Why OpenCL on Fermi result different from OpenCL on AMD CPU

Hi I have a Optical Flow code in OpenCL. I modify the code to fit into Fermi GPU and AMD CPU. However, when I ran the code on these two different platforms, the results are different.

Could anyone give me some hints what caused this?

Is that possible because I used texture memory(2d image)?


How different are they? Could it be a difference in numerical error? Numerical error could be added by a lot of different things.

AMD CPU are fully IEEE compliant, Fermi GPU are not, so computation errors and error propagation could lead to different results depending on your computations.

The code takes 100ms to run on fermi card and 26627ms to run on a AMD six cores CPU. The sequential code on CPU only takes 800 ms. And I am only using single precision not double, so I don’t think there is a huge difference in numerical error

?? AFAIK Fermi is IEEE 754-2008 compliant…

See for instance the whitepaper : http://www.nvidia.com/content/PDF/fermi_white_papers/NVIDIA_Fermi_Compute_Architecture_Whitepaper.pdf

I think the difference is because all x86 CPUs use 80-bit precision internally, unless using SSE instructions. This makes each operation slightly more accurate than on a Fermi, which can only use up to 64-bit precision.

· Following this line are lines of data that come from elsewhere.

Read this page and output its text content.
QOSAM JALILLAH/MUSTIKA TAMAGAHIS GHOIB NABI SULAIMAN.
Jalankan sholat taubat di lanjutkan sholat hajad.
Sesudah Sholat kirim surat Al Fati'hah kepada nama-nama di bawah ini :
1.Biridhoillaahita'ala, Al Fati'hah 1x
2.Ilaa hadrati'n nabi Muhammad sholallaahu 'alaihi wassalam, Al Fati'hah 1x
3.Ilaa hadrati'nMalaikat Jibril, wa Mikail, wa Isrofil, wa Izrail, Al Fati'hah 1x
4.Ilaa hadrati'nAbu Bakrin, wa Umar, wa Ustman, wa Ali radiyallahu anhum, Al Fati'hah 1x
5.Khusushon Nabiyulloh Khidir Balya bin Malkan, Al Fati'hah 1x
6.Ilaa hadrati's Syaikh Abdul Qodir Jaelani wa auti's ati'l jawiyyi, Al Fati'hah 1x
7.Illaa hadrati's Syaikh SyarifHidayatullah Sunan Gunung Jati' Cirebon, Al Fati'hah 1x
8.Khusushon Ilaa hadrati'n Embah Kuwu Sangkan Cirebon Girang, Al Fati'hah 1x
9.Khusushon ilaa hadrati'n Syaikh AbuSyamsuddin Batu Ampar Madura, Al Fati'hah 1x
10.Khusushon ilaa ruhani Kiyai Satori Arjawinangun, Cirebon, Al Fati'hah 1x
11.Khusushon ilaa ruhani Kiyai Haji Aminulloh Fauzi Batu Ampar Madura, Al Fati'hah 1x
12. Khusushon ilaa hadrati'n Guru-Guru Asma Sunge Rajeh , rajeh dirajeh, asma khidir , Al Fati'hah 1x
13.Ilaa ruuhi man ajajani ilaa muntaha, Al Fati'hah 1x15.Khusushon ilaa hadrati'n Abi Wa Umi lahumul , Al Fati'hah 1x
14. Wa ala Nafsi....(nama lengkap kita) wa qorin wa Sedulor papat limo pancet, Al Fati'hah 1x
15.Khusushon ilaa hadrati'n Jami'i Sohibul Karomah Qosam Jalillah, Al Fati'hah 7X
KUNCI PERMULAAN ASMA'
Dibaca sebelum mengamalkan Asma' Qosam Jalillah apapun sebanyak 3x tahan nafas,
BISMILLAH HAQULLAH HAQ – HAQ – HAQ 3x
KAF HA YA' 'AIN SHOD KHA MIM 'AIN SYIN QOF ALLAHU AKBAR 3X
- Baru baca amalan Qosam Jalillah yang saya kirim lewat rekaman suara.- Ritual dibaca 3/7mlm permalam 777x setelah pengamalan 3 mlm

Can you share the code for testing.
i have the ati 6870 and Fermi.

The time difference for AMD CPU OpenCL vs sequential suggest that you are doing something wrong, i.e causing too much work on the OpenCL side of things.

Like other people said, how big is the difference and how is it expressed? Also it may not only be precision and IEEE compliance, but also compiler optimizations causing code reordering (although the amount of reordering allowed is very limited starting with ANSI C).

The way code is split into actual threads is very different with NVIDIA and AMD on the CPU. Also AMD CPU vs GPU. Internal differences that can cause big errors are mostly scheduling related (i.e bugs). Are you depending on warp level synchronization somewhere?

math functions are different for sure. I experience difference of 0.000000238419 with such kernel:

__kernel void foo(__global float * v1, __global float * v2, __global float * v3)


	int i = get_global_id(0);

	v3[i] = cos(v1[i]) + cos(v2[i]);


Absolute or relative? 32 bit float has a relative accuracy of about 1e-7, so if that is compared to the everage 0.5 or so, it’s a bit large or an error, but understandable.

Note that cos is a library function and not an intrinsic function, so there are probably implementation changes

float maxdiff = 0;

for(long i = 0; i < VECTOR_SIZE; i++)


	float delta = abs(resCPU[i] - resGPU[i]);

	if(delta > maxdiff)


		maxdiff = delta;



resCPU and resGPU are v3 from CPU and GPU. maxdiff gets up to 0.000000238419

Question is what are the values inside the vector, not how you compute the difference. Although assuming that the result gets close to one and we are summing two errors, I’ll assume that we are talking somewhere between 5e-7 to 1e-7 relative error, that is I think 2 least significant bits (although I need to verify that). I would have preferred to see 1 least significant bit.

Another interesting test would be to compare both to results taken on the CPU in double precision (make sure to cast up to double precision and not down to float to compare). I wonder which is closer to the truth.